Keywords: distributionally robust optimization, linear-quadratic-Gaussian control, linear policies
Abstract: We study a generalization of the classical discrete-time, Linear-Quadratic-Gaussian (LQG) control problem where the noise distributions affecting the states and observations are unknown and chosen adversarially from divergence-based ambiguity sets centered around a known nominal distribution. For a finite horizon model with Gaussian nominal noise and a structural assumption on the divergence that is satisfied by many examples -- including 2-Wasserstein distance, Kullback-Leibler divergence, moment-based divergences, entropy-regularized optimal transport, or Fisher (score-matching) divergence -- we prove that a control policy that is \emph{affine} in the observations is optimal and the adversary's corresponding worst-case optimal distribution is Gaussian.

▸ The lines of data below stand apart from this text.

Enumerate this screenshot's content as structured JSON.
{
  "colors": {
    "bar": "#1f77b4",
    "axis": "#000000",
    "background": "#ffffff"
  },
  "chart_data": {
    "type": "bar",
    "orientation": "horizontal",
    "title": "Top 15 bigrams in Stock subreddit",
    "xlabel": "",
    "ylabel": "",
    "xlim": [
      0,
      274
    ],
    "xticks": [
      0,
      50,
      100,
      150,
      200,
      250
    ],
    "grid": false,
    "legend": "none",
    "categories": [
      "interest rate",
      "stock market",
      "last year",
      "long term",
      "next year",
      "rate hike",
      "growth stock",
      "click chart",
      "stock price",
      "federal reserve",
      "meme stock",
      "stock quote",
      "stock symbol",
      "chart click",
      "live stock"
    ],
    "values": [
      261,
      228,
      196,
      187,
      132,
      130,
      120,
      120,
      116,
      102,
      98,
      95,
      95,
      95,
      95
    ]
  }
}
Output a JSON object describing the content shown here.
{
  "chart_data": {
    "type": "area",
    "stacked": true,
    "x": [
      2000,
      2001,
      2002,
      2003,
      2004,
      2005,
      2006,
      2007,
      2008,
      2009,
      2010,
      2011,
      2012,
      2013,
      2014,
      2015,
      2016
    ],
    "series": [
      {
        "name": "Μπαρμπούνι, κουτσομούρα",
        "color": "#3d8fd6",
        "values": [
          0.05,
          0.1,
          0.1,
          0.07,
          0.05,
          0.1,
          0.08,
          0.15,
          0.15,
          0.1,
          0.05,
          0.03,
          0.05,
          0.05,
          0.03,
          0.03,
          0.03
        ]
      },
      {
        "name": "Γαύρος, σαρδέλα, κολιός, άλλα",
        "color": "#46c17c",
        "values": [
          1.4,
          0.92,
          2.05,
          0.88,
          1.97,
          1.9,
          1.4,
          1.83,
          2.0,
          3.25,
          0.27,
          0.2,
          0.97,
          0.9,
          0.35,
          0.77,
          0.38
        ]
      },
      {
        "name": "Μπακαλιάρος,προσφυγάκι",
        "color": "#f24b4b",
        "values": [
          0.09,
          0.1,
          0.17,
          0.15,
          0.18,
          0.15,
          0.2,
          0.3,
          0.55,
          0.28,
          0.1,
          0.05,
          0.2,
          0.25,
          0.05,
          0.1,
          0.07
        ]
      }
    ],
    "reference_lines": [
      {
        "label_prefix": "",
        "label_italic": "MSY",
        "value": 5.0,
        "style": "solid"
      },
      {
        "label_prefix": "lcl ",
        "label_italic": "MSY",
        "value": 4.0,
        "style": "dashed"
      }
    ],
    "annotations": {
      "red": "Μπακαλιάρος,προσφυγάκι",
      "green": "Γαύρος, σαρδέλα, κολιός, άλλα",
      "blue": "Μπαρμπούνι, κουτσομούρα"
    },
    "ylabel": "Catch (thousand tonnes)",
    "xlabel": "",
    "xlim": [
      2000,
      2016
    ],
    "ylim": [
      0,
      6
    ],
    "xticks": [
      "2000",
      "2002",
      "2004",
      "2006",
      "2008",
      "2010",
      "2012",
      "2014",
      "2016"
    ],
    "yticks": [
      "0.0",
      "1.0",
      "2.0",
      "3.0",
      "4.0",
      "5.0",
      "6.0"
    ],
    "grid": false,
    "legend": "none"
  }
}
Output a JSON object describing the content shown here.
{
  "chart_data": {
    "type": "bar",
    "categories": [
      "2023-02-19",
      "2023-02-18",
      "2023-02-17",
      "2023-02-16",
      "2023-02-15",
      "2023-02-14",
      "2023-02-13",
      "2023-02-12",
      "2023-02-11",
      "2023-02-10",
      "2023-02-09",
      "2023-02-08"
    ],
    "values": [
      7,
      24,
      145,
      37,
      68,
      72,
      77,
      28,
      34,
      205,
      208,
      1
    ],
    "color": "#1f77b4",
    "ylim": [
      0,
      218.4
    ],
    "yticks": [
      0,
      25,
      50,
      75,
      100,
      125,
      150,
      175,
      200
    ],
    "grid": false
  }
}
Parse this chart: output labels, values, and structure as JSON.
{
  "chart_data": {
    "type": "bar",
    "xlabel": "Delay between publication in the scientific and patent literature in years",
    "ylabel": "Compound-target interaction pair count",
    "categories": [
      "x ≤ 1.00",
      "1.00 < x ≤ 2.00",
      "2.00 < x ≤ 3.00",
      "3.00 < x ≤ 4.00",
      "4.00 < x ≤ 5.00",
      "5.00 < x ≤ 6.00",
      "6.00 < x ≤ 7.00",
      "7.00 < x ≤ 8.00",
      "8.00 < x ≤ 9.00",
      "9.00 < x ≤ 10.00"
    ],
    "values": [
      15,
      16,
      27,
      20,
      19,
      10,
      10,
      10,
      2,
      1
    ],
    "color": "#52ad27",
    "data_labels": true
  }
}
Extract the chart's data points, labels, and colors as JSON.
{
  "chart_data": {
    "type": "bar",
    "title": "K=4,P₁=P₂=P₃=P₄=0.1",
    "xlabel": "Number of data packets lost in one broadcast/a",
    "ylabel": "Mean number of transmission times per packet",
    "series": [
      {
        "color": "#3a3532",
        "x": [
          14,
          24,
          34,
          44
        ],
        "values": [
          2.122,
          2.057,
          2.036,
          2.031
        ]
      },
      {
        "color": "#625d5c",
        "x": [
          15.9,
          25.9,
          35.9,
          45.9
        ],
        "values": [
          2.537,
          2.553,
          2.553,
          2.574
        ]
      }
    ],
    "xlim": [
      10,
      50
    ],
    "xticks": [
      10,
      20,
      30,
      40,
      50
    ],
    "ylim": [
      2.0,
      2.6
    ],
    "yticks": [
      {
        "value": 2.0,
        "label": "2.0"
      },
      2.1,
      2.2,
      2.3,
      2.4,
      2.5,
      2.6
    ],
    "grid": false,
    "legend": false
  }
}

When the nominal means are zero (as in the classical LQG model), we show that the adversary should optimally set the distribution's mean to zero and the optimal control policy becomes \emph{linear}. Moreover, the adversary should optimally ``inflate" the noise by choosing covariance matrices that dominate the nominal covariance in Loewner order. Exploiting these structural properties, we develop a Frank-Wolfe algorithm whose inner step solves standard LQG subproblems via Kalman filtering and dynamic programming and show that the implementation consistently outperforms semidefinite-programming reformulations of the problem. We then extend all structural results to an infinite-horizon, average-cost formulation, where we prove that \emph{stationary} linear policies are optimal for the decision maker and \emph{time-invariant}, Gaussian distributions are optimal for the adversary. Lastly, when the divergence is 2-Wasserstein, we show that the entire framework remains valid is nominal distributions are elliptical rather than Gaussian.